Sabtu, 20 Februari 2021

Schadenfreude Dan Sindrom Cotard

  • SCHADENFREUDE

Schadenfreude adalah rasa senang atau puas yang muncul setelah melihat orang lain sedang mengalami kesulitan, kegagalan atau kehinaan. Istilah ini berasal dari bahasa Jerman pada tahun 1740-an. Bisa dikatakan bahwa shcadenfreude adalah perasaan bahagia saat melihat orang celaka. Jika kamu pernah tertawa saat temanmu menumpahkan minuman di mejanya atau tiba-tiba temanmu terpelanting di kantin, kamu baru saja mengalami schadenfreude.

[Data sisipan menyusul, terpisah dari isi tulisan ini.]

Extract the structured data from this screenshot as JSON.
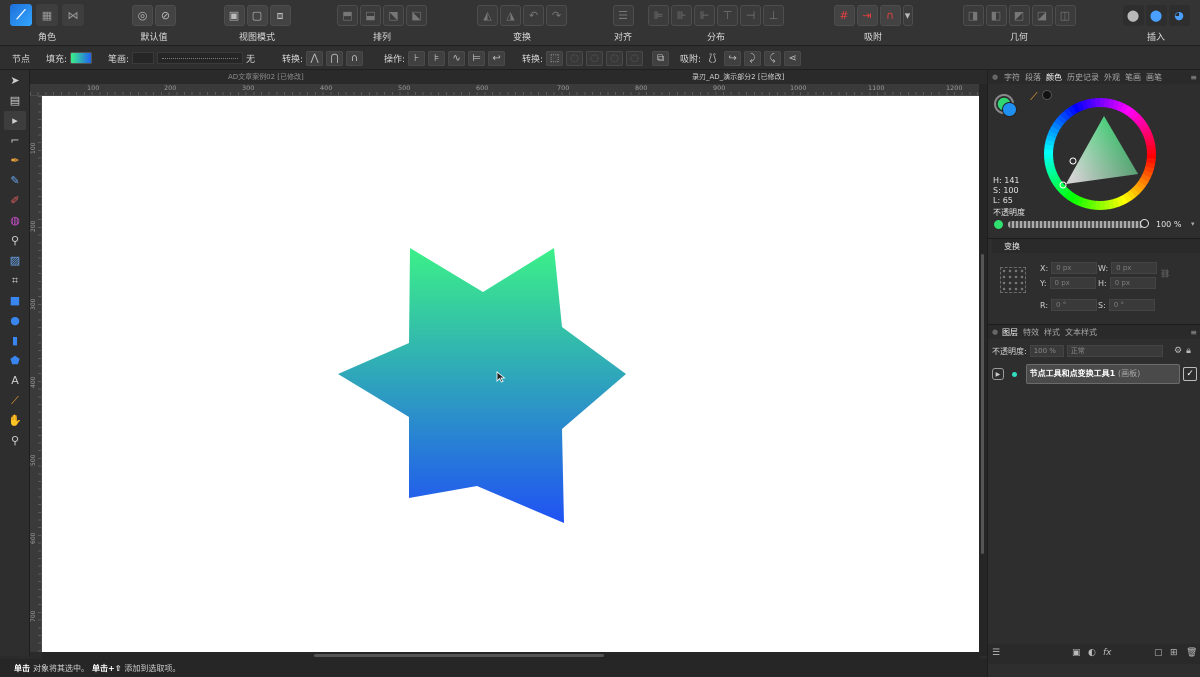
{
  "toolbar": {
    "persona_label": "角色",
    "groups": [
      {
        "id": "defaults",
        "label": "默认值"
      },
      {
        "id": "view-mode",
        "label": "视图模式"
      },
      {
        "id": "arrange",
        "label": "排列"
      },
      {
        "id": "transform",
        "label": "变换"
      },
      {
        "id": "align",
        "label": "对齐"
      },
      {
        "id": "distribute",
        "label": "分布"
      },
      {
        "id": "snapping",
        "label": "吸附"
      },
      {
        "id": "geometry",
        "label": "几何"
      },
      {
        "id": "insert",
        "label": "插入"
      }
    ]
  },
  "contextbar": {
    "tool_label": "节点",
    "fill_label": "填充:",
    "stroke_label": "笔画:",
    "stroke_none": "无",
    "convert_label": "转换:",
    "action_label": "操作:",
    "transform_label": "转换:",
    "snap_label": "吸附:"
  },
  "documents": {
    "tab1": "AD文章案例02 [已修改]",
    "tab2": "录刃_AD_演示部分2 [已修改]"
  },
  "ruler": {
    "h_ticks": [
      "100",
      "200",
      "300",
      "400",
      "500",
      "600",
      "700",
      "800",
      "900",
      "1000",
      "1100",
      "1200"
    ],
    "v_ticks": [
      "100",
      "200",
      "300",
      "400",
      "500",
      "600",
      "700"
    ]
  },
  "canvas": {
    "shape": "six-point star",
    "gradient": {
      "top": "#3cf088",
      "bottom": "#2052f4"
    }
  },
  "status": {
    "click": "单击",
    "text1": "对象将其选中。",
    "shift_click": "单击+⇧",
    "text2": "添加到选取项。"
  },
  "color_panel": {
    "tabs": [
      "字符",
      "段落",
      "颜色",
      "历史记录",
      "外观",
      "笔画",
      "画笔"
    ],
    "active_tab": "颜色",
    "h": "H: 141",
    "s": "S: 100",
    "l": "L: 65",
    "opacity_label": "不透明度",
    "opacity_value": "100 %",
    "current_color": "#2fe070"
  },
  "transform_panel": {
    "title": "变换",
    "x_label": "X:",
    "x_value": "0 px",
    "y_label": "Y:",
    "y_value": "0 px",
    "w_label": "W:",
    "w_value": "0 px",
    "h_label": "H:",
    "h_value": "0 px",
    "r_label": "R:",
    "r_value": "0 °",
    "s_label": "S:",
    "s_value": "0 °"
  },
  "layers_panel": {
    "tabs": [
      "图层",
      "特效",
      "样式",
      "文本样式"
    ],
    "active_tab": "图层",
    "opacity_label": "不透明度:",
    "opacity_value": "100 %",
    "blend_mode": "正常",
    "layer_name": "节点工具和点变换工具1",
    "layer_type": "(画板)"
  }
}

Otak cenderung memilih kebahagiaan melebihi rasa takut. Itu sebabnya, saat kamu melihat orang lain mengalami kesialan, hal pertama yang kamu rasakan adalah bahagia dibanding rasa takut dia kenapa-kenapa.
Menurut sebuah penelitian yang dilakukan di university of Besel, Swiss menemukan bahwa otak akan melepaskan dopmain ekstra saat kamu merendahkan orang lain, berbohong atau curang. Terlebih saat kamu tidak mendapatkan konsekuensi atau hukuman atas apa yang kamu perbuat. Dopmain adalah suatu hormon yang dilepaskan otak untuk membuat sensasi bahagia.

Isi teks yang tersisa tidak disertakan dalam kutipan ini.